A new commandment give I unto you, saith the Lord, that ye love together, as I have loved you, that even so ye love one another. By this shall every man know that ye are my disciples, if ye have love one to another.

If ye love me and A new commandment show Tallis writing for the reformed rites of Edward VI and Elizabeth (who reinstated Edward’s First Prayer Book of 1549 when she came to the throne). They are examples of anthems which either use the word ‘commandment’ or refer to how one should live a godly life. This was especially important for Edward VI’s time when these anthems can be seen to reinforce the exhortation to godly living which was now explicit as a result of the Bible being read in English and a greater emphasis on preaching and teaching. Gone are the great soaring lines of the pre-Reformation where, from time to time, it was difficult to hear which word the choir was singing. Gone also is the impressive English treble voice. Instead Tallis produces beautiful four-part miniatures in two sections with the second section repeated in an ABB structure.

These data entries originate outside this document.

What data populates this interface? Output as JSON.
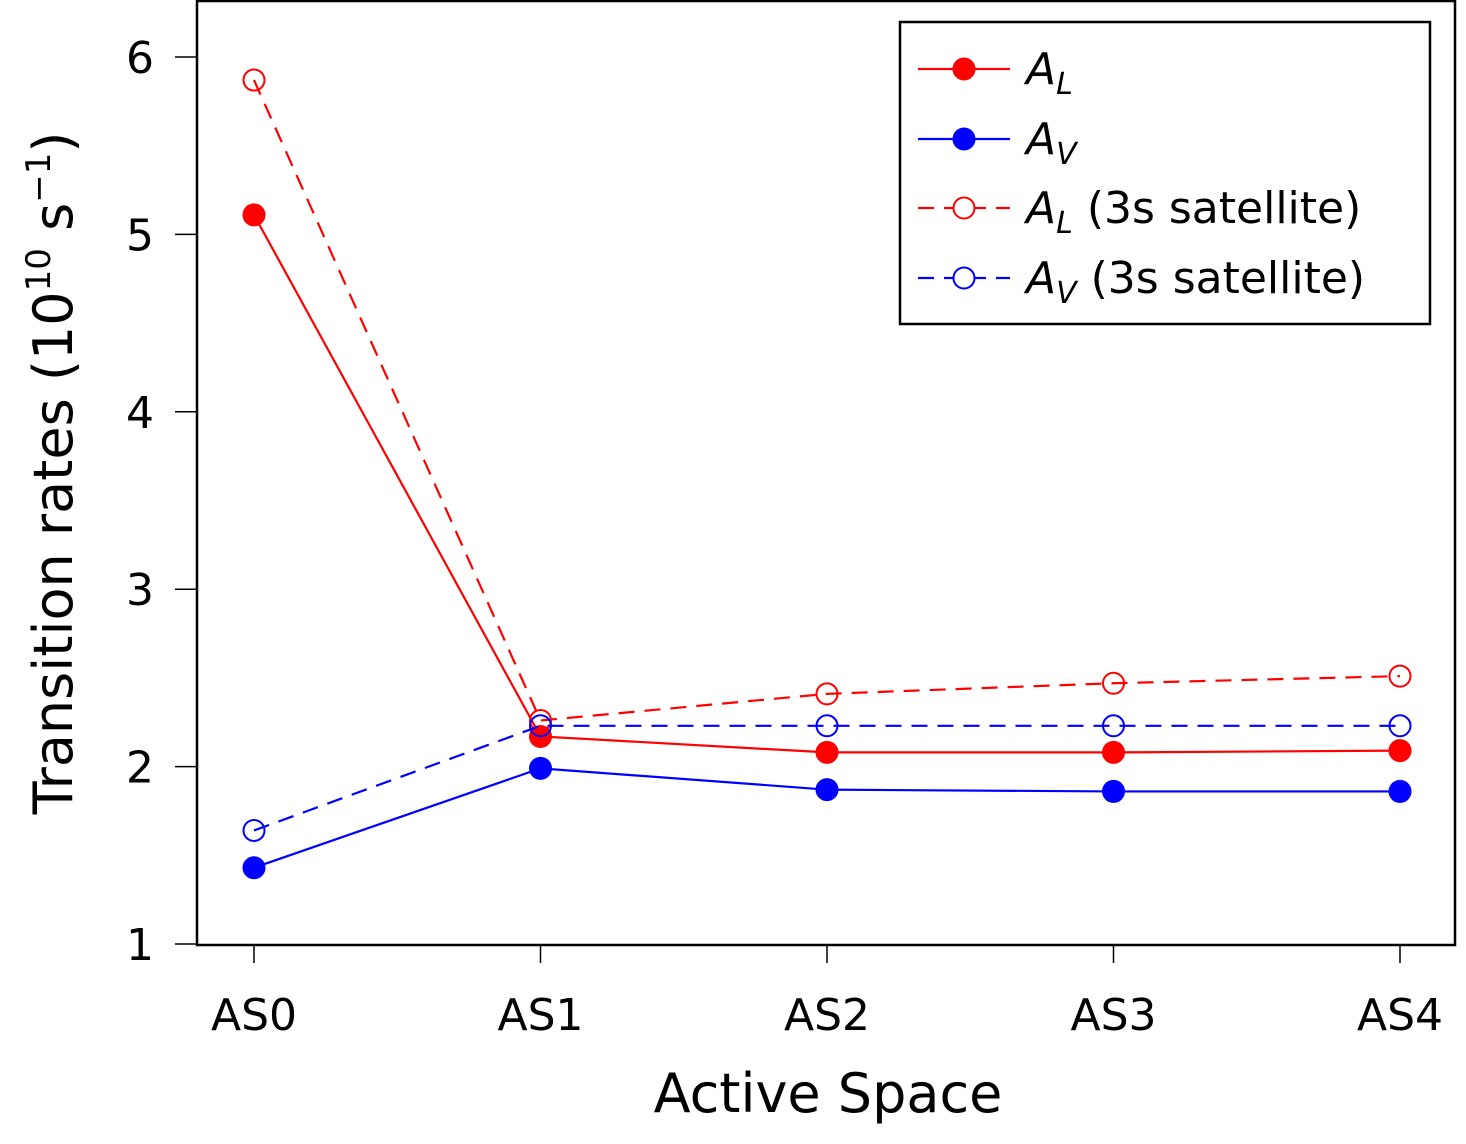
{
  "chart_data": {
    "type": "line",
    "categories": [
      "AS0",
      "AS1",
      "AS2",
      "AS3",
      "AS4"
    ],
    "xlabel": "Active Space",
    "ylabel": {
      "main": "Transition rates (10",
      "exp1": "10",
      "unit": " s",
      "exp2": "−1",
      "close": ")"
    },
    "ylim": [
      1,
      6.3
    ],
    "yticks": [
      1,
      2,
      3,
      4,
      5,
      6
    ],
    "grid": false,
    "legend_position": "top-right",
    "series": [
      {
        "name": "A_L",
        "legend": {
          "sym": "A",
          "sub": "L",
          "suffix": ""
        },
        "color": "#ff0000",
        "style": "solid",
        "marker": "filled",
        "values": [
          5.11,
          2.17,
          2.08,
          2.08,
          2.09
        ]
      },
      {
        "name": "A_V",
        "legend": {
          "sym": "A",
          "sub": "V",
          "suffix": ""
        },
        "color": "#0000ff",
        "style": "solid",
        "marker": "filled",
        "values": [
          1.43,
          1.99,
          1.87,
          1.86,
          1.86
        ]
      },
      {
        "name": "A_L (3s satellite)",
        "legend": {
          "sym": "A",
          "sub": "L",
          "suffix": " (3s satellite)"
        },
        "color": "#ff0000",
        "style": "dashed",
        "marker": "open",
        "values": [
          5.87,
          2.26,
          2.41,
          2.47,
          2.51
        ]
      },
      {
        "name": "A_V (3s satellite)",
        "legend": {
          "sym": "A",
          "sub": "V",
          "suffix": " (3s satellite)"
        },
        "color": "#0000ff",
        "style": "dashed",
        "marker": "open",
        "values": [
          1.64,
          2.23,
          2.23,
          2.23,
          2.23
        ]
      }
    ]
  }
}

#289  O God our help in ages past (ST. ANNE) is a paraphrase of Psalm 90 by Isaac Watt (1674—1748), the father of English hymnody. Before him only strict metrical translations of the psalms were used; he was the first to paraphrase  psalms and scriptural passages. The antithesis between God and humanity is the primary message of Psalm 90 and Watts’ paraphrase: man is frail and mortal, God is strong and everlasting.

The hymn tune ST. ANNE was composed by William Croft in 1708 while he was the organist of the church of St. Anne, Soho. J. S. Bach’s Fugue in E-flat major BWV 552 is often called the “St. Anne” because of the similarity of its subject to the first line of the hymn tune, though there is some debate as to whether Bach used the actual tune after hearing it, or coincidentally created the very similar tune used as the fugal theme.

#429 Day by Day (SUMNER) is a prayer by St. Richard, bishop of Chichester. The tune is by Arthur Henry Biggs (1906-1954), organist at St. John the Evangelist Episcopal Cathedral in Spokane, Washington. The text became widely known because of its use by Godspell in a rousing setting.

#551 A mighty fortress is our God is from the German translation of Psalm 46 by Martin Luther. Leading Catholic liturgical scholar and musician Edward Foley calls Martin Luther “a model pastoral musician… a proponent and composer of music from the people and for the people, as evidenced in his chorales.” Speaking specifically of Ein’ feste Burg—the German title for “A mighty fortress”, Fr. Foley notes that this chorale “appears to be a paradigm of liturgical ‘people music.’” Luther’s “craft is affirmed by its ageless singability” — high praise from a Catholic scholar, indicating not only the quality of Luther’s work, but also its ecumenical popularity.